1. A training method of a deep learning model, the training method comprising the steps of:

pre-installing a training environment in a training server;

the file server is in signal connection with a display terminal displaying a control interface, wherein the control interface comprises a training code updating option card;

training data generated in the deep learning model training process are stored in the file server, and the file server displays the training data through the control interface;

the logs generated in the training process of the deep learning model are stored in the file server, and the file server displays the logs through the control interface;

the control interface also comprises a training parameter adjustment tab, and the updated training parameters are transmitted to the training server through the information received by the information queue;

the training parameter adjustment tab comprises a learning rate adjustment tab and an iteration number tab;

pre-installed dependent components or software have been provided in the training environment;

the training method comprises the step of directly customizing through the control interface when relevant dependent components or software are absent in the preloaded training environment;

the step of directly customizing the control interface when the relevant dependent components or software are absent in the preloaded training environment comprises the following steps:

adding a new dependent component to the basic mirror image to generate a user-defined running environment, and processing a training parameter adjustment tab and a training code update tab in an interface;

and uploading the training codes to the training server through the file server, if the training codes need to be updated, directly uploading the new training codes to the file server, and automatically downloading the latest training codes in the file server by the training server for covering and running, thereby completing the updating of the training codes.

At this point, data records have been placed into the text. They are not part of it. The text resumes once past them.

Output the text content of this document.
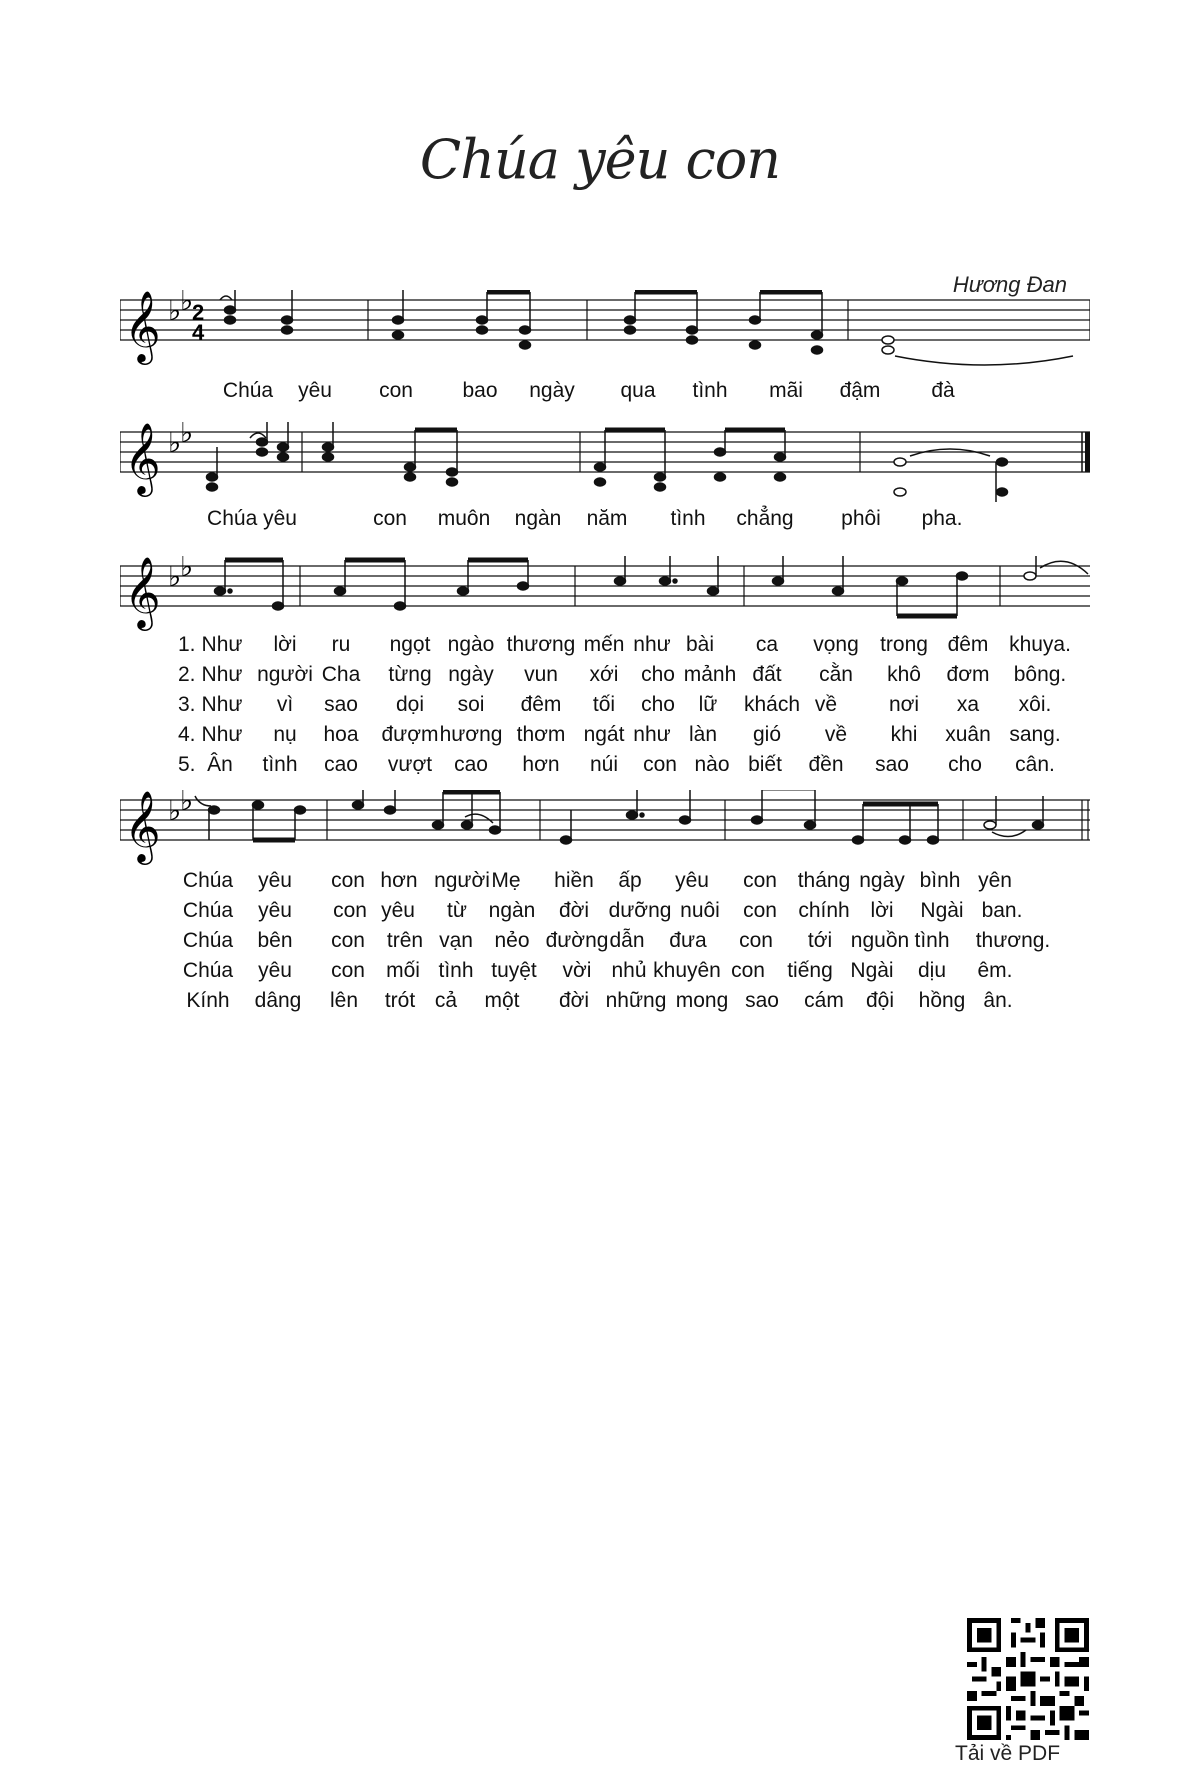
Chúa yêu con
Hương Đan
𝄞 ♭
♭
2
4
Chúa yêu con bao ngày qua tình mãi đậm đà
𝄞 ♭
♭
Chúa yêu	con muôn ngàn năm tình chẳng phôi pha.
𝄞 ♭
♭
1. Như lời ru ngọt ngào thương mến như bài ca vọng trong đêm khuya.
2. Như người Cha từng ngày vun xới cho mảnh đất cằn khô đơm bông.
3. Như vì sao dọi soi đêm tối cho lữ khách về nơi xa xôi.
4. Như nụ hoa đượm hương thơm ngát như làn gió về khi xuân sang.
5. Ân tình cao vượt cao hơn núi con nào biết đền sao cho cân.
𝄞 ♭
♭
Chúa yêu con hơn người Mẹ hiền ấp yêu con tháng ngày bình yên
Chúa yêu con yêu từ ngàn đời dưỡng nuôi con chính lời Ngài ban.
Chúa bên con trên vạn nẻo đường dẫn đưa con tới nguồn tình thương.
Chúa yêu con mối tình tuyệt vời nhủ khuyên con tiếng Ngài dịu êm.
Kính dâng lên trót cả một đời những mong sao cám đội hồng ân.
Tải về PDF
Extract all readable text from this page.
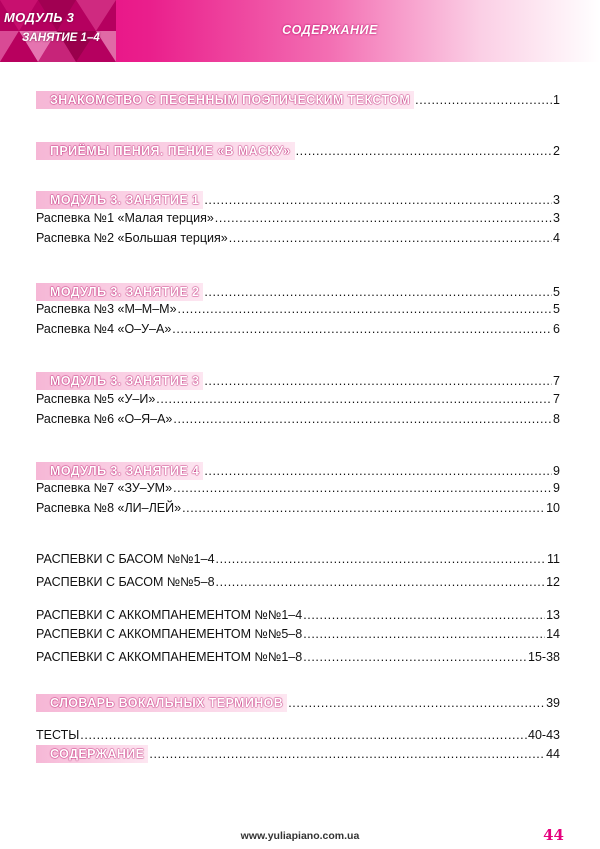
МОДУЛЬ 3
ЗАНЯТИЕ 1–4
СОДЕРЖАНИЕ
ЗНАКОМСТВО С ПЕСЕННЫМ ПОЭТИЧЕСКИМ ТЕКСТОМ .....	1
ПРИЁМЫ ПЕНИЯ. ПЕНИЕ «В МАСКУ» .....	2
МОДУЛЬ 3. ЗАНЯТИЕ 1 .....	3
Распевка №1 «Малая терция» .....	3
Распевка №2 «Большая терция» .....	4
МОДУЛЬ 3. ЗАНЯТИЕ 2 .....	5
Распевка №3 «М–М–М» .....	5
Распевка №4 «О–У–А» .....	6
МОДУЛЬ 3. ЗАНЯТИЕ 3 .....	7
Распевка №5 «У–И» .....	7
Распевка №6 «О–Я–А» .....	8
МОДУЛЬ 3. ЗАНЯТИЕ 4 .....	9
Распевка №7 «ЗУ–УМ» .....	9
Распевка №8 «ЛИ–ЛЕЙ» .....	10
РАСПЕВКИ С БАСОМ №№1–4 .....	11
РАСПЕВКИ С БАСОМ №№5–8 .....	12
РАСПЕВКИ С АККОМПАНЕМЕНТОМ №№1–4 .....	13
РАСПЕВКИ С АККОМПАНЕМЕНТОМ №№5–8 .....	14
РАСПЕВКИ С АККОМПАНЕМЕНТОМ №№1–8 .....	15-38
СЛОВАРЬ ВОКАЛЬНЫХ ТЕРМИНОВ .....	39
ТЕСТЫ .....	40-43
СОДЕРЖАНИЕ .....	44
www.yuliapiano.com.ua	44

2. A training system of a deep learning model, which is used for the training method of the deep learning model according to claim 1, and is characterized in that the training system comprises a training server, a file server connected with the training server in a signal manner and a display terminal connected with the file server, wherein the training server is preloaded with a training environment, training codes are stored in the file server, and a control interface is displayed on the display terminal and comprises a training code updating tab;

the control interface also comprises a training parameter adjustment tab, and the updated training parameters are transmitted to the training server through the information received by the information queue; the training parameter adjustment tab comprises a learning rate adjustment tab and an iteration number tab;

if the pre-installed training environment lacks relevant dependent components or software, the training environment is customized on the basis of the pre-installed training environment.